Сначала вразнобой завыли фаготы. Затем на сцену выбежали балерины в париках, заплетенных в косы, и в туниках, украшенных русским народным орнаментом, они изгибались, принимая какие-то немыслимые позы, под режущую ухо музыку. В публике раздались первые свистки. Бой в волнении подался вперед, но таких, как он, среди зрителей было меньшинство, остальные же открыто освистывали артистов, даже заглушая оркестр. В финале, когда в очень откровенном черно-белом костюме вышел Нижинский, чтобы с ликованием возглавить священный ритуал, прославляющий приход весны, публика совсем обезумела, начался хаос.

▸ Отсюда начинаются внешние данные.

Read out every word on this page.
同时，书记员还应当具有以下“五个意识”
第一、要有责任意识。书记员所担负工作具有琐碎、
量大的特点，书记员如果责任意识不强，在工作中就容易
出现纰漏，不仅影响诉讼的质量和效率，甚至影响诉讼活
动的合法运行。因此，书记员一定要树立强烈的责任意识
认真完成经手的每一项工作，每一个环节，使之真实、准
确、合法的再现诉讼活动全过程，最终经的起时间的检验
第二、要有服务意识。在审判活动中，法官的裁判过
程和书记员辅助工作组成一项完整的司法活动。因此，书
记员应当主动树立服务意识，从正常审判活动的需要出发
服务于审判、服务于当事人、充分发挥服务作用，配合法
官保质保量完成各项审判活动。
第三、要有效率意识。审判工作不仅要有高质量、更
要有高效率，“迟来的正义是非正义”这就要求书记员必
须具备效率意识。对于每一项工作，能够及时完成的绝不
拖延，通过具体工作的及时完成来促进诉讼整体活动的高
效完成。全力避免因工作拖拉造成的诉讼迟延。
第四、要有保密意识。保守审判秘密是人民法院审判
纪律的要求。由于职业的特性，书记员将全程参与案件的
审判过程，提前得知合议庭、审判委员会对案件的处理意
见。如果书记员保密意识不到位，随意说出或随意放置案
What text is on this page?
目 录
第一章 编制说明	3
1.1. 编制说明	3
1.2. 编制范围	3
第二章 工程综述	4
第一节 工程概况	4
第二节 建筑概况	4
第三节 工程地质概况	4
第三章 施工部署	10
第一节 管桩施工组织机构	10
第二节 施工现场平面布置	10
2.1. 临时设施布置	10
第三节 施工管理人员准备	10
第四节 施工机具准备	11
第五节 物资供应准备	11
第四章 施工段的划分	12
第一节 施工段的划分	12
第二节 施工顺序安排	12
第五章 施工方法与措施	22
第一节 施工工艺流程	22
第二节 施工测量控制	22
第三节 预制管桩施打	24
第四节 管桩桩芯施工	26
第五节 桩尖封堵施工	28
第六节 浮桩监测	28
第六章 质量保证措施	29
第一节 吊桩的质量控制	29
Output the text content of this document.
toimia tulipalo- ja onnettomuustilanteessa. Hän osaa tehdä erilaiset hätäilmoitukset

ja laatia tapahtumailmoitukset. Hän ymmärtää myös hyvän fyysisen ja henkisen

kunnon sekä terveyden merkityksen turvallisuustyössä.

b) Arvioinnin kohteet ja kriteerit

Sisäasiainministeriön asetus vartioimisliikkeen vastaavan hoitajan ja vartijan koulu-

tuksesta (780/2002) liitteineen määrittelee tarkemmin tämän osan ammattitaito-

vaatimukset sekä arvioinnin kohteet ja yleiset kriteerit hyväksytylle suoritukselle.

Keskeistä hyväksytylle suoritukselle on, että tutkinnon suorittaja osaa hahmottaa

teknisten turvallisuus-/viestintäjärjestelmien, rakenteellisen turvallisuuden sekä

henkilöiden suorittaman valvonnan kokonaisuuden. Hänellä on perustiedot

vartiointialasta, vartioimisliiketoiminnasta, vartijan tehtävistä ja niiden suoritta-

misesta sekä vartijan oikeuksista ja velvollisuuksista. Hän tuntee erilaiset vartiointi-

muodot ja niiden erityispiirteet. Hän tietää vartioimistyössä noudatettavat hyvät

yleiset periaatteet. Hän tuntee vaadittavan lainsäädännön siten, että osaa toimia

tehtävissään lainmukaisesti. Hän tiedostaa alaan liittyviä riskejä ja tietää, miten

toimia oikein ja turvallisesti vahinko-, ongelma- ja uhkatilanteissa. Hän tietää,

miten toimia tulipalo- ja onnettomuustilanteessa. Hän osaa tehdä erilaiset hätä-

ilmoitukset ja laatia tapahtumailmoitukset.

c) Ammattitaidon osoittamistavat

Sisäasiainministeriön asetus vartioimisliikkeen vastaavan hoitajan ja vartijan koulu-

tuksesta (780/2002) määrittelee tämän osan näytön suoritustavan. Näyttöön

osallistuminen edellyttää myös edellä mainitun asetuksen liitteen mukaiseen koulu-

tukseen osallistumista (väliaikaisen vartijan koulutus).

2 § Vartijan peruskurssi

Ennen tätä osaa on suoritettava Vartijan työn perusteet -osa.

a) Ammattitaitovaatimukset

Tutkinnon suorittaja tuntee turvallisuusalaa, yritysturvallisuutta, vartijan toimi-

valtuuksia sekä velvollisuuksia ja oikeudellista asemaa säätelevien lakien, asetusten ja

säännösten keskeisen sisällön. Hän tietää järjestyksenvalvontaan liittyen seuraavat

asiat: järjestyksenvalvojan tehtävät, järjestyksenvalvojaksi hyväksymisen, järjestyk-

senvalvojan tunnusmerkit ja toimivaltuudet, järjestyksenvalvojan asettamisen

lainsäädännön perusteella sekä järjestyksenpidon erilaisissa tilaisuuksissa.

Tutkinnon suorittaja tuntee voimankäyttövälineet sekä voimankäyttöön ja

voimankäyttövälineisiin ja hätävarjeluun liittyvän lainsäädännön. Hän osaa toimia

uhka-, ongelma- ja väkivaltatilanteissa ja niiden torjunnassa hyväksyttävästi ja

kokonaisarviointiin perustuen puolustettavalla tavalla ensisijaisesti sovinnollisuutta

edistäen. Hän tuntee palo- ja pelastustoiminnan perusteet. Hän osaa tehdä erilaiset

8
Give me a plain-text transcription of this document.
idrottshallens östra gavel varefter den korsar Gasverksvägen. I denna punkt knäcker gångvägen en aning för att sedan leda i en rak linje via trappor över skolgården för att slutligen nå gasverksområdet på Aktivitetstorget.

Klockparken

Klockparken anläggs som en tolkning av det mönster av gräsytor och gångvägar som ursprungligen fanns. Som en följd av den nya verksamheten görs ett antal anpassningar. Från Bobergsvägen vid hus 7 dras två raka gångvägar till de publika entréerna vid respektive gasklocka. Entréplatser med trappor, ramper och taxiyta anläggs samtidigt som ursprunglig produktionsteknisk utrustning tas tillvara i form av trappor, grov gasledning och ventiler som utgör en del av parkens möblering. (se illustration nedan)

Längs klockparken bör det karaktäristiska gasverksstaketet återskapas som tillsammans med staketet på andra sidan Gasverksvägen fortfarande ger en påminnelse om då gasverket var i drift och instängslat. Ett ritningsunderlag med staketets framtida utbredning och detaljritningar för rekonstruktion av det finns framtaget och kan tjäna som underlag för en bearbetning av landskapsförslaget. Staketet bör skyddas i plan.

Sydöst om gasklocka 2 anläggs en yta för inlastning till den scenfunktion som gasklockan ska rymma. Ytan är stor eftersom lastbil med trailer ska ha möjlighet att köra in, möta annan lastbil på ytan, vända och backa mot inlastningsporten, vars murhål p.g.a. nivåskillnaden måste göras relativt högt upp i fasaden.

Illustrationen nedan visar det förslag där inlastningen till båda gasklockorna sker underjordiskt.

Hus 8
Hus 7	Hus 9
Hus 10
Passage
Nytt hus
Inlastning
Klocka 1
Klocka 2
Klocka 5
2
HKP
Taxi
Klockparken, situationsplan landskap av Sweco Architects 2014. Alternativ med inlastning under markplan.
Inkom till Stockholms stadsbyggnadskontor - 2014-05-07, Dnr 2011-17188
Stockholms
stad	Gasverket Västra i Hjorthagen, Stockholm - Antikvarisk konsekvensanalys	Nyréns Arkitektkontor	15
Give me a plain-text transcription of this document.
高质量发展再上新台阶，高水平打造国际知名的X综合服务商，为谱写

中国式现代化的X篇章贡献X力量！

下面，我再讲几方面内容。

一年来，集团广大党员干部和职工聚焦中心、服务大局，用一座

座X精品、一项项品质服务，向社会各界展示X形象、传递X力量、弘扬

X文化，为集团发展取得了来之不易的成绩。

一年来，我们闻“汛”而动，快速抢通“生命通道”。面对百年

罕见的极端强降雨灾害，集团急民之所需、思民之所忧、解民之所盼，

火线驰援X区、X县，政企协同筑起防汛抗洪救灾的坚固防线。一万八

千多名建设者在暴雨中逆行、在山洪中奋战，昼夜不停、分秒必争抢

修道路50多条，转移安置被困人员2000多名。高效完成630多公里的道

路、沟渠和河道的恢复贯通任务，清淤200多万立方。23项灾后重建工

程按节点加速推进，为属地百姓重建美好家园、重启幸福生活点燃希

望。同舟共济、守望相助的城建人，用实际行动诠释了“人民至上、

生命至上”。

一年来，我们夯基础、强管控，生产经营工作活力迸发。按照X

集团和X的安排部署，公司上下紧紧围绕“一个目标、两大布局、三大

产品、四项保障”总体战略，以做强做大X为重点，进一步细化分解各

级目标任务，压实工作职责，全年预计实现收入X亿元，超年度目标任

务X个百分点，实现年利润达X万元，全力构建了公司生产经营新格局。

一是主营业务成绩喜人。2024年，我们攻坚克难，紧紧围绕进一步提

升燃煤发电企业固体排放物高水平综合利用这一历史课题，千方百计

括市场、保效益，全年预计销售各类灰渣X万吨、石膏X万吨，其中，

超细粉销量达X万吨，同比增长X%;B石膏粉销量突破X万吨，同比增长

А какая-то светская дама даже набросилась с криками на композитора, толстогубого господина в очках, сидевшего прямо под нами, обвиняя его в нарушении всех мыслимых приличий.
Напор толпы, желающей поскорей покинуть театр, захватил нас и повлек за собой к выходу. Бой сердито посмотрел на мужчину с моноклем, который локтями так энергично пробивал себе и своей жене дорогу к собственному экипажу, что досталось и нам.
— Какая мерзость! — отчаянно кричала она.
Я едва сдержала язык, увидев еще одну упакованную в корсет матрону.
— Еще никто и никогда в жизни не смел меня так одурачить! — вопила она.
«Посмотри на себя в зеркало, чучело, твой портной именно это с тобой и сделал», — подумала я.
— А что, Дягилев определенно умеет задеть публику за живое, — заметил Бой.
— Да, и я даже не прочь с ним как-нибудь познакомиться, — отозвалась я. — Впечатление незабываемое.
Бой бросил на меня насмешливый взгляд:
— Так тебе понравилось?
Я пожала плечами:
— Честно говоря, мне все это безразлично, но я не понимаю, из-за чего этот сыр-бор. Но, по крайней мере, новаторство нельзя не признать.
— Так и знал, что ты это скажешь, — усмехнулся он.
Мы вернулись домой; глубокая задумчивость все не покидала меня. Ажиотаж, поднятый балетом, был для меня еще одним знаком: старые устои рушатся и даже один человек способен сделать здесь много.
И не исключено, что скоро настанет моя очередь.
Я изложила свою идею Бою. Он задумался, теребя свой ус. И наконец посмотрел на меня:
— Я так полагаю, тебе нужен начальный капитал?
Именно это я и хотела от него услышать. Ни протестов, мол, ателье на улице Камбон лишь недавно избавилось от долгов, ни упреков, что я тороплюсь непонятно куда. Я бросилась ему на шею, осыпала поцелуями, а он нерешительно освободился от моих объятий, а потом потащил в спальню.